No desconozco con ello que en esas acciones hay energía transformadora e, incluso, defiendo que deben profundizarse y mantenerse como propósito de Fe y Alegría. Reconozco y valoro, además, que el Movimiento, en algunos casos, logró a través de estas acciones garantizar su permanencia institucional, comprometiendo a los Estados con la financiación de iniciativas de educación de calidad para todos y todas.

Sin embargo, lo anterior no es suficiente para cumplir con nuestra misión. El horizonte de Fe y Alegría es claro: contribuir desde la educación a la transformación individual y social. Y transformar significa construir una sociedad nueva, fraterna y justa.

Irán leyendo en esta investigación que la transformación social también significa caminar junto a los más pobres, acompañarlos en sus necesidades y anhelos. Esto lo sabe Fe y Alegría desde la época del P. José María Vélaz y lo ha ido reafirmando en Paulo Freire, en la Teología de la liberación y en 67 años de praxis histórica.

Incluso, en nuestras reuniones internacionales, siempre hay alguien que nos recuerda que: “los pobres son el lugar epistemológico de Fe y Alegría”. Los que lean esto, imaginarán quiénes son estos “gurús”.

Sin embargo, aún nos cuesta, en la reflexión y en la práctica, asumir la misión de caminar junto a los sectores populares. Y eso es justo lo que intentaré en las siguientes páginas: pensar y descubrir nuevos significados para la incidencia política desde este llamado de la transformación social junto a los pobres.

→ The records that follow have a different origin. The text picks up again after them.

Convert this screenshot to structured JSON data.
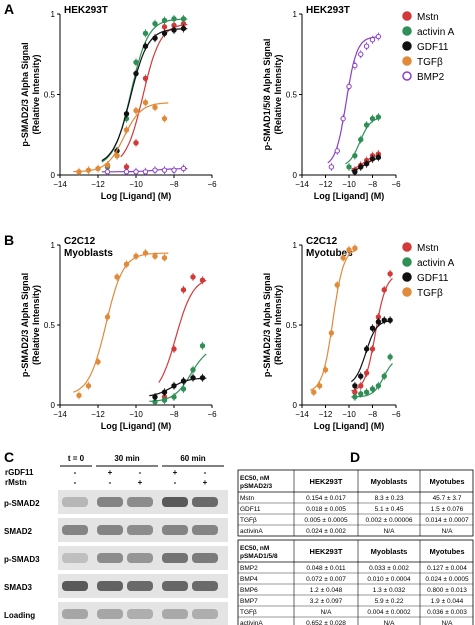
{
  "colors": {
    "Mstn": "#d23a3a",
    "activin A": "#2f8f57",
    "GDF11": "#111111",
    "TGFβ": "#e08a3a",
    "BMP2": "#8a3fc4"
  },
  "panel_labels": [
    "A",
    "B",
    "C",
    "D"
  ],
  "chart_data": [
    {
      "type": "scatter",
      "panel": "A",
      "cell_label": "HEK293T",
      "ylabel_line1": "p-SMAD2/3 Alpha Signal",
      "ylabel_line2": "(Relative Intensity)",
      "xlabel": "Log [Ligand] (M)",
      "xlim": [
        -14,
        -6
      ],
      "ylim": [
        0,
        1
      ],
      "x_ticks": [
        -14,
        -12,
        -10,
        -8,
        -6
      ],
      "y_ticks": [
        0,
        0.5,
        1
      ],
      "series": [
        {
          "name": "Mstn",
          "x": [
            -10.5,
            -10,
            -9.5,
            -9,
            -8.5,
            -8,
            -7.5
          ],
          "y": [
            0.05,
            0.2,
            0.6,
            0.85,
            0.92,
            0.93,
            0.94
          ]
        },
        {
          "name": "activin A",
          "x": [
            -11.5,
            -11,
            -10.5,
            -10,
            -9.5,
            -9,
            -8.5,
            -8,
            -7.5
          ],
          "y": [
            0.05,
            0.12,
            0.35,
            0.7,
            0.88,
            0.94,
            0.96,
            0.97,
            0.97
          ]
        },
        {
          "name": "GDF11",
          "x": [
            -11.5,
            -11,
            -10.5,
            -10,
            -9.5,
            -9,
            -8.5,
            -8,
            -7.5
          ],
          "y": [
            0.06,
            0.15,
            0.38,
            0.63,
            0.8,
            0.85,
            0.88,
            0.9,
            0.91
          ]
        },
        {
          "name": "TGFβ",
          "x": [
            -13,
            -12.5,
            -12,
            -11.5,
            -11,
            -10.5,
            -10,
            -9.5,
            -9,
            -8.5
          ],
          "y": [
            0.02,
            0.03,
            0.04,
            0.06,
            0.12,
            0.28,
            0.4,
            0.45,
            0.42,
            0.35
          ]
        },
        {
          "name": "BMP2",
          "x": [
            -11.5,
            -10.5,
            -10,
            -9.5,
            -9,
            -8.5,
            -8,
            -7.5
          ],
          "y": [
            0.02,
            0.02,
            0.02,
            0.02,
            0.03,
            0.03,
            0.03,
            0.04
          ]
        }
      ]
    },
    {
      "type": "scatter",
      "panel": "A",
      "cell_label": "HEK293T",
      "ylabel_line1": "p-SMAD1/5/8 Alpha Signal",
      "ylabel_line2": "(Relative Intensity)",
      "xlabel": "Log [Ligand] (M)",
      "xlim": [
        -14,
        -6
      ],
      "ylim": [
        0,
        1
      ],
      "x_ticks": [
        -14,
        -12,
        -10,
        -8,
        -6
      ],
      "y_ticks": [
        0,
        0.5,
        1
      ],
      "legend": [
        "Mstn",
        "activin A",
        "GDF11",
        "TGFβ",
        "BMP2"
      ],
      "series": [
        {
          "name": "Mstn",
          "x": [
            -9.5,
            -9,
            -8.5,
            -8,
            -7.5
          ],
          "y": [
            0.03,
            0.06,
            0.09,
            0.12,
            0.13
          ]
        },
        {
          "name": "activin A",
          "x": [
            -10,
            -9.5,
            -9,
            -8.5,
            -8,
            -7.5
          ],
          "y": [
            0.05,
            0.12,
            0.22,
            0.31,
            0.35,
            0.36
          ]
        },
        {
          "name": "GDF11",
          "x": [
            -9.5,
            -9,
            -8.5,
            -8,
            -7.5
          ],
          "y": [
            0.02,
            0.05,
            0.07,
            0.1,
            0.11
          ]
        },
        {
          "name": "BMP2",
          "x": [
            -11.5,
            -11,
            -10.5,
            -10,
            -9.5,
            -9,
            -8.5,
            -8,
            -7.5
          ],
          "y": [
            0.05,
            0.15,
            0.35,
            0.55,
            0.68,
            0.75,
            0.8,
            0.84,
            0.86
          ]
        }
      ]
    },
    {
      "type": "scatter",
      "panel": "B",
      "cell_label_line1": "C2C12",
      "cell_label_line2": "Myoblasts",
      "ylabel_line1": "p-SMAD2/3 Alpha Signal",
      "ylabel_line2": "(Relative Intensity)",
      "xlabel": "Log [Ligand] (M)",
      "xlim": [
        -14,
        -6
      ],
      "ylim": [
        0,
        1
      ],
      "x_ticks": [
        -14,
        -12,
        -10,
        -8,
        -6
      ],
      "y_ticks": [
        0,
        0.5,
        1
      ],
      "series": [
        {
          "name": "Mstn",
          "x": [
            -8.5,
            -8,
            -7.5,
            -7,
            -6.5
          ],
          "y": [
            0.05,
            0.35,
            0.72,
            0.8,
            0.78
          ]
        },
        {
          "name": "activin A",
          "x": [
            -9,
            -8.5,
            -8,
            -7.5,
            -7,
            -6.5
          ],
          "y": [
            0.02,
            0.03,
            0.05,
            0.1,
            0.22,
            0.37
          ]
        },
        {
          "name": "GDF11",
          "x": [
            -9,
            -8.5,
            -8,
            -7.5,
            -7,
            -6.5
          ],
          "y": [
            0.05,
            0.08,
            0.12,
            0.15,
            0.17,
            0.17
          ]
        },
        {
          "name": "TGFβ",
          "x": [
            -13,
            -12.5,
            -12,
            -11.5,
            -11,
            -10.5,
            -10,
            -9.5,
            -9,
            -8.5
          ],
          "y": [
            0.06,
            0.12,
            0.27,
            0.55,
            0.8,
            0.88,
            0.93,
            0.95,
            0.93,
            0.92
          ]
        }
      ]
    },
    {
      "type": "scatter",
      "panel": "B",
      "cell_label_line1": "C2C12",
      "cell_label_line2": "Myotubes",
      "ylabel_line1": "p-SMAD2/3 Alpha Signal",
      "ylabel_line2": "(Relative Intensity)",
      "xlabel": "Log [Ligand] (M)",
      "xlim": [
        -14,
        -6
      ],
      "ylim": [
        0,
        1
      ],
      "x_ticks": [
        -14,
        -12,
        -10,
        -8,
        -6
      ],
      "y_ticks": [
        0,
        0.5,
        1
      ],
      "legend": [
        "Mstn",
        "activin A",
        "GDF11",
        "TGFβ"
      ],
      "series": [
        {
          "name": "Mstn",
          "x": [
            -9.5,
            -9,
            -8.5,
            -8,
            -7.5,
            -7,
            -6.5
          ],
          "y": [
            0.08,
            0.12,
            0.2,
            0.35,
            0.55,
            0.72,
            0.82
          ]
        },
        {
          "name": "activin A",
          "x": [
            -9.5,
            -9,
            -8.5,
            -8,
            -7.5,
            -7,
            -6.5
          ],
          "y": [
            0.05,
            0.07,
            0.08,
            0.1,
            0.12,
            0.18,
            0.3
          ]
        },
        {
          "name": "GDF11",
          "x": [
            -9.5,
            -9,
            -8.5,
            -8,
            -7.5,
            -7,
            -6.5
          ],
          "y": [
            0.12,
            0.18,
            0.35,
            0.48,
            0.52,
            0.53,
            0.53
          ]
        },
        {
          "name": "TGFβ",
          "x": [
            -13,
            -12.5,
            -12,
            -11.5,
            -11,
            -10.5,
            -10,
            -9.5
          ],
          "y": [
            0.08,
            0.12,
            0.22,
            0.45,
            0.75,
            0.92,
            0.97,
            0.98
          ]
        }
      ]
    }
  ],
  "western": {
    "time_labels": [
      "t = 0",
      "30 min",
      "60 min"
    ],
    "condition_labels": [
      "rGDF11",
      "rMstn"
    ],
    "condition_signs": [
      [
        "-",
        "+",
        "-",
        "+",
        "-"
      ],
      [
        "-",
        "-",
        "+",
        "-",
        "+"
      ]
    ],
    "row_labels": [
      "p-SMAD2",
      "SMAD2",
      "p-SMAD3",
      "SMAD3",
      "Loading"
    ],
    "band_intensity": [
      [
        0.25,
        0.55,
        0.5,
        0.8,
        0.7
      ],
      [
        0.55,
        0.55,
        0.5,
        0.55,
        0.55
      ],
      [
        0.2,
        0.5,
        0.45,
        0.65,
        0.6
      ],
      [
        0.8,
        0.75,
        0.7,
        0.72,
        0.7
      ],
      [
        0.35,
        0.35,
        0.3,
        0.33,
        0.3
      ]
    ]
  },
  "tables": [
    {
      "header": [
        "EC50, nM\npSMAD2/3",
        "HEK293T",
        "Myoblasts",
        "Myotubes"
      ],
      "rows": [
        [
          "Mstn",
          "0.154 ± 0.017",
          "8.3 ± 0.23",
          "45.7 ± 3.7"
        ],
        [
          "GDF11",
          "0.018 ± 0.005",
          "5.1 ± 0.45",
          "1.5 ± 0.076"
        ],
        [
          "TGFβ",
          "0.005 ± 0.0005",
          "0.002 ± 0.00006",
          "0.014 ± 0.0007"
        ],
        [
          "activinA",
          "0.024 ± 0.002",
          "N/A",
          "N/A"
        ]
      ]
    },
    {
      "header": [
        "EC50, nM\npSMAD1/5/8",
        "HEK293T",
        "Myoblasts",
        "Myotubes"
      ],
      "rows": [
        [
          "BMP2",
          "0.048 ± 0.011",
          "0.033 ± 0.002",
          "0.127 ± 0.004"
        ],
        [
          "BMP4",
          "0.072 ± 0.007",
          "0.010 ± 0.0004",
          "0.024 ± 0.0005"
        ],
        [
          "BMP6",
          "1.2 ± 0.048",
          "1.3 ± 0.032",
          "0.800 ± 0.013"
        ],
        [
          "BMP7",
          "3.2 ± 0.097",
          "5.9 ± 0.22",
          "1.9 ± 0.044"
        ],
        [
          "TGFβ",
          "N/A",
          "0.004 ± 0.0002",
          "0.036 ± 0.003"
        ],
        [
          "activinA",
          "0.652 ± 0.028",
          "N/A",
          "N/A"
        ]
      ]
    }
  ]
}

Situar nuestra misión educativa y política desde los pobres me lleva a afirmar que la incidencia política auténticamente transformadora es una práctica que debe contribuir en la construcción de conciencia crítica y al surgimiento de una nueva visión de mundo. Visión que tiene su origen en la cultura popular, pues son los valores de los sectores populares, su forma de estar y de entender el mundo, lo que nos conducirá a la justicia social. A un amor divino que no sólo es promesa, sino concreción. Que es eficaz.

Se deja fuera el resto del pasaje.